Saya merasa anda punya pertanyaan kenapa. Kenapa banyak yg seperti itu? Kenapa mereka jadi begitu? Dan ini jawaban saya, mereka sedang menjalani proses. Kalau sedang di tengah proses seperti itu, tidak ada seorangpun yg bisa menahan. Mereka harus menjalani proses transformasi diri, betapapun jeleknya dari pandangan orang lain. Hasil akhirnya terutama bagi mereka sendiri, dan kalau bisa bermanfaat untuk orang lain juga lebih baik lagi. Saya pribadi tidak merasa pantas untuk menyerukan orang agar begini atau begitu. Makanya saya selalu minta agar orang berbagi. Saya bisa berbagi. Orang-orang bisa berbagi. Ketika kita semua berbagi, akhirnya kita akan bisa saling melihat, bahwa kita semua mengalamami proses. Namanya transformasi batin. Perubahan spiritual yg merupakan hal alamiah. Kalau tidak ada paksaan, semuanya akan berjalan dengan alamiah. Kalau ada paksaan, tekanan, dan berbagai intervensi lainnya, maka mungkin akan lebih jelek hasilnya. Seperti yg kita lihat dimana-mana di Indonesia.

Kalau anda mirip saya, anda akan bisa bercerita bahwa anda punya pengalaman batin yg tidak bisa dibagi. Dalam bahasa Inggris istilahnya adalah mysticism. Orang Indonesia sering mensalah-kaprahkan itu istilah. Segala macam istilah disalah-kaprahkan di Indonesia. Bagi saya sendiri, mysticism is a good thing. Semua orang yg berpikir, berlaku dengan konsekwen sesuai dengan pengertian yg muncul di dirinya, bisa disebut seorang mystic. Ada rasa menyatu dengan alam semesta. Ada ikatan yg tidak terlihat dengan seluruh alam, dengan manusia-manusia lain, walaupun secara fisik dan ideologis mungkin berseberangan. Di balik semuanya itu ternyata ada kesatuan. Kesatuan yg bisa dirasakan tapi tidak bisa diucapkan. Itulah mysticism. Mungkin itu yg anda rasakan.Menurut saya, everybody should feel it that way. Ternyata tidak. Ternyata cuma sebagian kecil saja. Ya sudah. Sudahlah. Hidup jalan terus apa adanya. Apapun yg saya lakukan, atau anda lakukan, terutama cuma akan mempengaruhi diri kita sendiri dan orang-orang terdekat. Seberapa jauh bisa mempengaruhi khalayak ramai tidak bisa diprediksi. Kita mungkin merasa berkiprah kecil, tapi siapa tahu bisa menjangkau ribuan orang. Yg direkayasa untuk mengikat pikiran dan hati ribuan orang ternyata hancur berantakan. Lalu kita bilang kepada diri kita sendiri, oh ternyata ada yg mengatur. Siapa yg mengatur kita tidak tahu. Tidak bisa kita sebut siapa. Kita cuma tahu bahwa itu ada. Nah, begitulah contohnya. Bisa disebut mystical experience, pengalaman menyatu dengan segalanya yg ada. Kalau memang ada, pastilah menyatu. Kalau tidak ada, tidak bisa. Dan hal seperti ini ada di semua tradisi.

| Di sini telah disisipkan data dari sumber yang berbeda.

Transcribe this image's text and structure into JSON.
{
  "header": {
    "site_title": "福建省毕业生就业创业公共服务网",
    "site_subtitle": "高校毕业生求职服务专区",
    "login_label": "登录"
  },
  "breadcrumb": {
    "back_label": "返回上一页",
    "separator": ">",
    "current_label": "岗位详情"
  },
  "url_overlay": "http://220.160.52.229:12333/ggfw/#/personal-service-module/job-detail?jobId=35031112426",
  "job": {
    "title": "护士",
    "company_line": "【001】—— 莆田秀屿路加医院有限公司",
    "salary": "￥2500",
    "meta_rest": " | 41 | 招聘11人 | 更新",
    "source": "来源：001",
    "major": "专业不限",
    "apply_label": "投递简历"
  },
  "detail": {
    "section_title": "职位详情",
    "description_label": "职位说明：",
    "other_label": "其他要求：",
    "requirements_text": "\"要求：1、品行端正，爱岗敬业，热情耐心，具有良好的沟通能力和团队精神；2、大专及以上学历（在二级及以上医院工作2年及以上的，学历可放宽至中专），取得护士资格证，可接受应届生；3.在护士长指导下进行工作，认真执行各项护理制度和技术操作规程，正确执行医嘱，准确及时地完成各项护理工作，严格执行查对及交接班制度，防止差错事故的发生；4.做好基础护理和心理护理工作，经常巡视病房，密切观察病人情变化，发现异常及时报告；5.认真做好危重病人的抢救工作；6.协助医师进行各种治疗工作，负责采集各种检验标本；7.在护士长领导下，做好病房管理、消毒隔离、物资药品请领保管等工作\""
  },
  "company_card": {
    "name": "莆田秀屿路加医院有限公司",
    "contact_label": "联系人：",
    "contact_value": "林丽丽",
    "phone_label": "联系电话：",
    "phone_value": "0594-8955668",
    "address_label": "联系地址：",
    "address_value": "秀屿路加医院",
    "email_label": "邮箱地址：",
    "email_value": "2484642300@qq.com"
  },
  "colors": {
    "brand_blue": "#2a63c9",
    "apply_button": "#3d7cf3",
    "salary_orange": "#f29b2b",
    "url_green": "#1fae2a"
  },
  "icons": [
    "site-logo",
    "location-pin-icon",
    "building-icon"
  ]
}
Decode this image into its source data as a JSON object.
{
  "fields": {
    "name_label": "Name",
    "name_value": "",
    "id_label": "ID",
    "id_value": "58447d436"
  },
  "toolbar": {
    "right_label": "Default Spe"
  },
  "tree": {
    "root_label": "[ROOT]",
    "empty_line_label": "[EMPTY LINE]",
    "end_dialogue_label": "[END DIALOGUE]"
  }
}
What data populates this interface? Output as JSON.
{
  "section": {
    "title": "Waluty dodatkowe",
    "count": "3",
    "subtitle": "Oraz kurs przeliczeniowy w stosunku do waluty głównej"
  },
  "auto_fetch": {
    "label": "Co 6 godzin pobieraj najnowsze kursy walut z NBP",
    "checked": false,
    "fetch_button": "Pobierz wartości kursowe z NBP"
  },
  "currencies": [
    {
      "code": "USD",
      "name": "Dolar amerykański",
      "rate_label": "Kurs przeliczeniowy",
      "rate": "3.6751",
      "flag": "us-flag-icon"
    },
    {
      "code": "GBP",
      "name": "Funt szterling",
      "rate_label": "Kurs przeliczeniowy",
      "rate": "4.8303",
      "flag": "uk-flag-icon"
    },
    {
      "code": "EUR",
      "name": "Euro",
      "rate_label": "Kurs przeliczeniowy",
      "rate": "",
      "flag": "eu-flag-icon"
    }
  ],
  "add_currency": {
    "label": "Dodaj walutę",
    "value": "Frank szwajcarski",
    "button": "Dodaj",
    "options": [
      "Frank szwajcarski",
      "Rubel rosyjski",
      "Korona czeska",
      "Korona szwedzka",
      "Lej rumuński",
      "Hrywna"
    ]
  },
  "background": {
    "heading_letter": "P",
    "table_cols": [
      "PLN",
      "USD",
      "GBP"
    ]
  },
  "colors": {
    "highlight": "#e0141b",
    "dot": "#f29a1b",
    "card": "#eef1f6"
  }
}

T = Perbedaan itu lumrah dan harus saling dimengerti. Tapi sensitifitas mestilah dijaga. Tidak tiap orang sama, tidak tiap orang menanggapi secara dewasa.

J = Kalau anda perhatikan, yg banyak berbagi tentang Islam adalah teman-teman. Mereka yg mengalaminya sendiri. Karena mereka berbagi, saya terima saja. Dan saya berbagi juga. Yg saya bagi adalah pengalaman saya pribadi. Orang bisa berbagi tentang hidup di lingkungan Islam konservatif, mungkin cukup banyak yg seperti itu. Saya mendengarkan saja. Atau lebih tepat membaca saja. Dulu, bertahun-tahun yg lalu, mungkin 5 atau 6 tahun yg lalu, saya mengkritisi praktek-praktek di Keislaman. Tetapi saya berubah. Sekarang tidak mau lagi, karena saya pikir tidak pantas karena saya sendiri tidak hidup di lingkungan itu. Metode terakhir saya adalah mendengarkan saja, atau membaca saja. Anda bisa berbagi pengalaman Keislaman anda, misalnya. Dan saya akan jawab: Very good, then? - Dan begitu seterusnya sampai anda selesai berbagi. Setelah anda selesai, barulah saya berbagi. Menurut saya, itu lebih cocok sekarang. Lebih pas, karena orang akan bisa berpikir sendiri, dan memutuskan sendiri apa yg ingin dilakukannya dalam hidupnya sendiri. Mereka harus memutuskan sendiri apa yg mereka inginkan. Itu hidup mereka, bukan hidup saya.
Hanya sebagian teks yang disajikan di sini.